Apr 30, 2021, 12:34:25 PM4/30/21

to DSpace Community

Hello,

I saw this and want to give a brief response, about to go on leave but my colleagues could say more, John Pinto or Pauline Ward.

In Edinburgh DataShare https://datashare.ed.ac.uk/ which is an institutional data repository, we have made some enhancements (first in DSpace 5 now in 6.x) to allow drag and drop uploads up to 20 GB per item. We will also allow batch import for up to 100 GB per item. We have tested this and we have a message for larger data downloads that it will take a while sometimes more than a day, but it is resumable download so robust.

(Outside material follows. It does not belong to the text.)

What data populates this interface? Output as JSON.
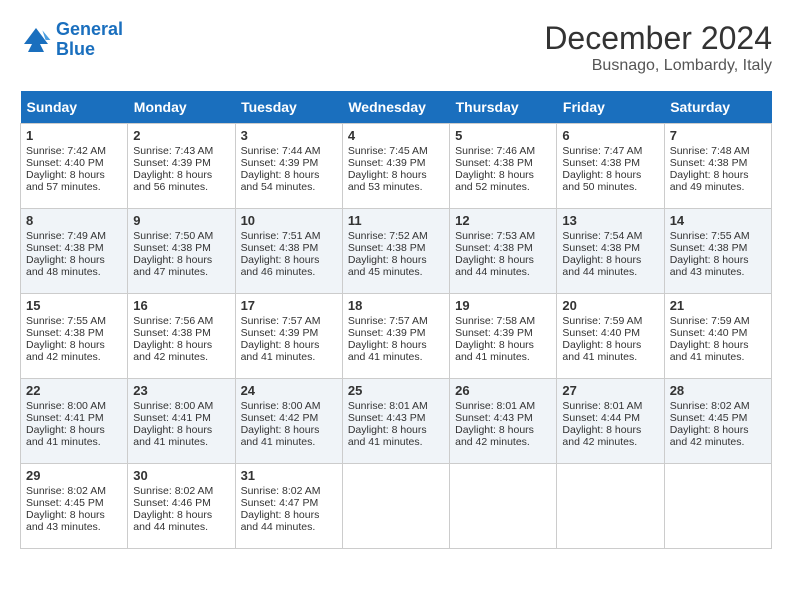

We also have a 'download all' button which points to a zip file of the item's bitstreams, since most datasets have numerous files.

Cheers,

Robin Rice

University of Edinburgh Library

FILIPPOS KOLOVOS

unread,

Apr 30, 2021, 2:29:41 PM4/30/21

to DSpace Community

Dear Sir,

Yes in our institution we do enforce bitstream limit size up to 100MB per file.

Occasionally, we allow system admins to upload larger files and we have approximately 300 files above 300MB and only a few above 1GB.

Best Regards,

-Fk

--
All messages to this mailing list should adhere to the Code of Conduct: https://duraspace.org/about/policies/code-of-conduct/
---
You received this message because you are subscribed to the Google Groups "DSpace Community" group.
To unsubscribe from this group and stop receiving emails from it, send an email to dspace-communi...@googlegroups.com.
To view this discussion on the web visit https://groups.google.com/d/msgid/dspace-community/CADgrb7GLKZa-oyHnJUGurbBu5CRFgXFu0wsBi_VHOtA7NJZoyw%40mail.gmail.com.

Oliver Goldschmidt

unread,

May 3, 2021, 10:00:34 AM5/3/21

to DSpace Community

Robin,

that's interesting - it would be great to hear more about the enhancements you have made (for us it would be most interesting for DSpace 5) - maybe your colleagues can add more details about that? Do you have those enhancements publicly available on Github?

The "Download All" button sounds interesting as well - actually we had a request about something pretty similar recently.